Do Jornal A Tarde
O publicitário Fábio Ribeiro é autor de um feito histórico. Diretor da campanha que levou Flávio Dino (filiado ao Partido Comunista do Brasil, o PCdoB) a ser eleito governador do Maranhão, no pleito deste ano, a equipe comandada por ele impôs uma derrota ao grupo político ligado à família do ex-senador José Sarney. A primeira em aproximadamente 50 anos. “Talvez este não seja o fim de um dos grupos políticos mais fortes do país, mas, certamente, é um sinal de que o eleitor mudou”, diz Ribeiro à Muito.
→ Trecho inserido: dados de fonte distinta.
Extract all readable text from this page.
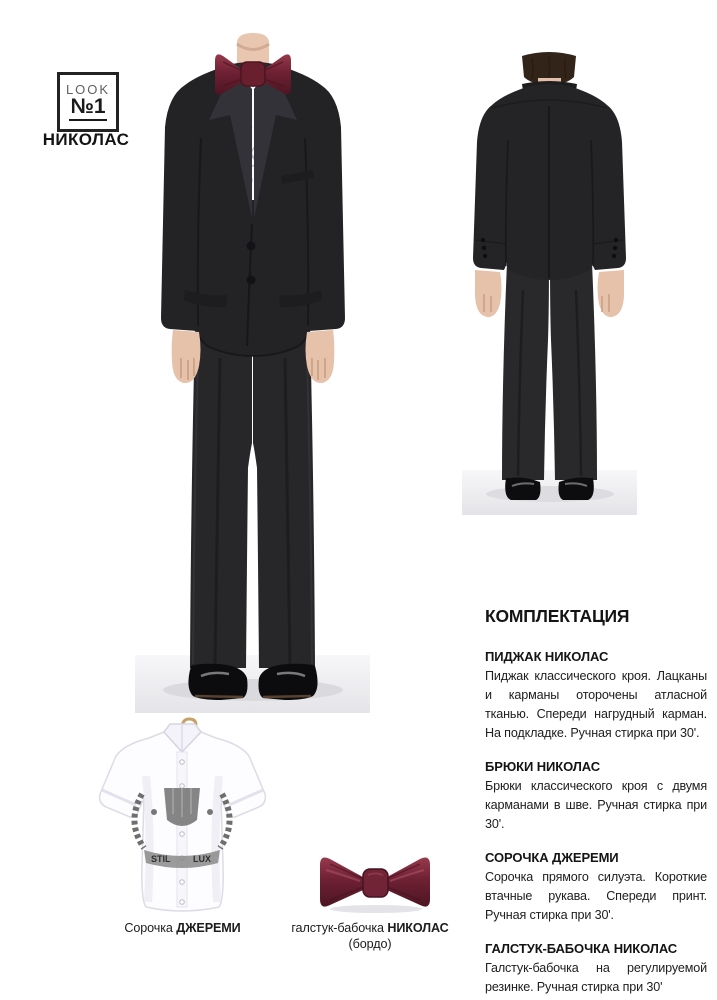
LOOK
№1
НИКОЛАС
STIL	LUX
Сорочка ДЖЕРЕМИ	галстук-бабочка НИКОЛАС
(бордо)
КОМПЛЕКТАЦИЯ

ПИДЖАК НИКОЛАС

Пиджак классического кроя. Лацканы и карманы оторочены атласной тканью. Спереди нагрудный карман. На подкладке. Ручная стирка при 30'.

БРЮКИ НИКОЛАС

Брюки классического кроя с двумя карманами в шве. Ручная стирка при 30'.

СОРОЧКА ДЖЕРЕМИ

Сорочка прямого силуэта. Короткие втачные рукава. Спереди принт. Ручная стирка при 30'.

ГАЛСТУК-БАБОЧКА НИКОЛАС

Галстук-бабочка на регулируемой резинке. Ручная стирка при 30'
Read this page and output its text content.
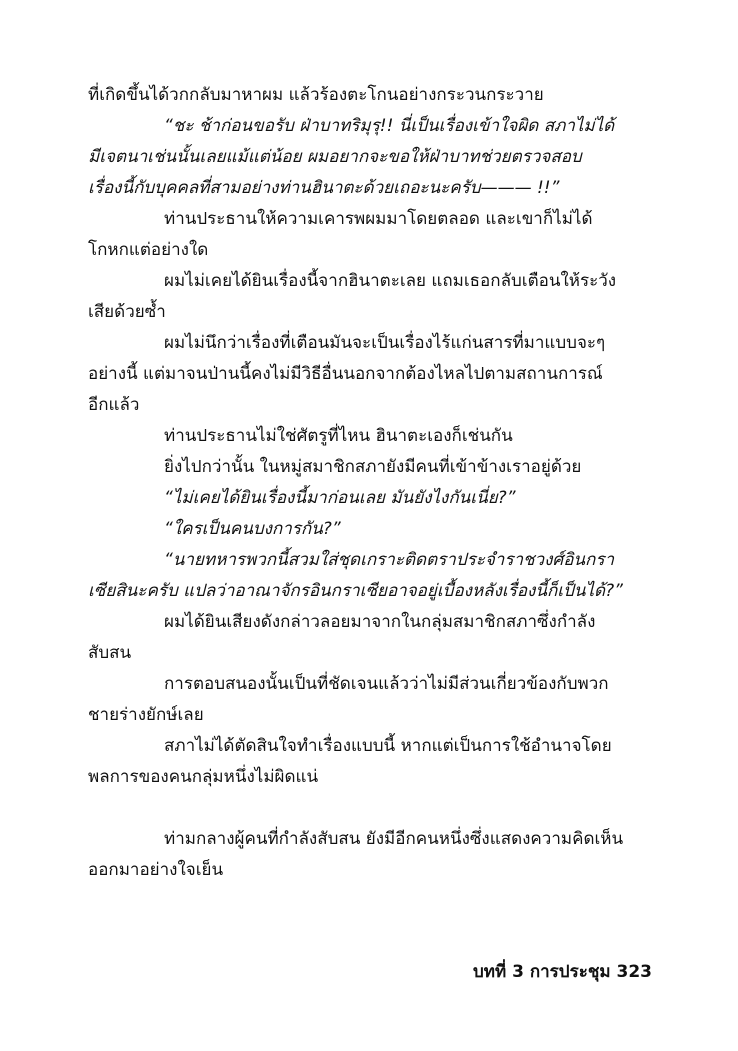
ที่เกิดขึ้นได้วกกลับมาหาผม แล้วร้องตะโกนอย่างกระวนกระวาย
“ชะ ช้าก่อนขอรับ ฝ่าบาทริมุรุ!! นี่เป็นเรื่องเข้าใจผิด สภาไม่ได้
มีเจตนาเช่นนั้นเลยแม้แต่น้อย ผมอยากจะขอให้ฝ่าบาทช่วยตรวจสอบ
เรื่องนี้กับบุคคลที่สามอย่างท่านฮินาตะด้วยเถอะนะครับ——— !!”
ท่านประธานให้ความเคารพผมมาโดยตลอด และเขาก็ไม่ได้
โกหกแต่อย่างใด
ผมไม่เคยได้ยินเรื่องนี้จากฮินาตะเลย แถมเธอกลับเตือนให้ระวัง
เสียด้วยซ้ำ
ผมไม่นึกว่าเรื่องที่เตือนมันจะเป็นเรื่องไร้แก่นสารที่มาแบบจะๆ
อย่างนี้ แต่มาจนป่านนี้คงไม่มีวิธีอื่นนอกจากต้องไหลไปตามสถานการณ์
อีกแล้ว
ท่านประธานไม่ใช่ศัตรูที่ไหน ฮินาตะเองก็เช่นกัน
ยิ่งไปกว่านั้น ในหมู่สมาชิกสภายังมีคนที่เข้าข้างเราอยู่ด้วย
“ไม่เคยได้ยินเรื่องนี้มาก่อนเลย มันยังไงกันเนี่ย?”
“ใครเป็นคนบงการกัน?”
“นายทหารพวกนี้สวมใส่ชุดเกราะติดตราประจำราชวงศ์อินกรา
เซียสินะครับ แปลว่าอาณาจักรอินกราเซียอาจอยู่เบื้องหลังเรื่องนี้ก็เป็นได้?”
ผมได้ยินเสียงดังกล่าวลอยมาจากในกลุ่มสมาชิกสภาซึ่งกำลัง
สับสน
การตอบสนองนั้นเป็นที่ชัดเจนแล้วว่าไม่มีส่วนเกี่ยวข้องกับพวก
ชายร่างยักษ์เลย
สภาไม่ได้ตัดสินใจทำเรื่องแบบนี้ หากแต่เป็นการใช้อำนาจโดย
พลการของคนกลุ่มหนึ่งไม่ผิดแน่
ท่ามกลางผู้คนที่กำลังสับสน ยังมีอีกคนหนึ่งซึ่งแสดงความคิดเห็น
ออกมาอย่างใจเย็น
บทที่ 3 การประชุม 323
Natural de Salvador e formado em artes cênicas pela Ufba, ele já assinou a direção de arte de inúmeros comerciais, realizados em parceria com as agências locais Propeg e Layout Propaganda, até ser “tragado pelo marketing político”. A primeira campanha que assinou como diretor nessa área foi a de Jaques Wagner (PT) para o governo da Bahia, em 2002, seguida da campanha de Cristovam Buarque (PDT) para a presidência, em 2006. “Na verdade, acho que tive a sorte de trabalhar com bons candidatos. Acredito que fica mais fácil quando se tem uma crença no produto”, explica. Nesta entrevista, Ribeiro fala sobre o processo eleitoral no Maranhão – “uma batalha contra um marketing desonesto” -, o atual modelo de financiamento de campanhas e o futuro do marketing político.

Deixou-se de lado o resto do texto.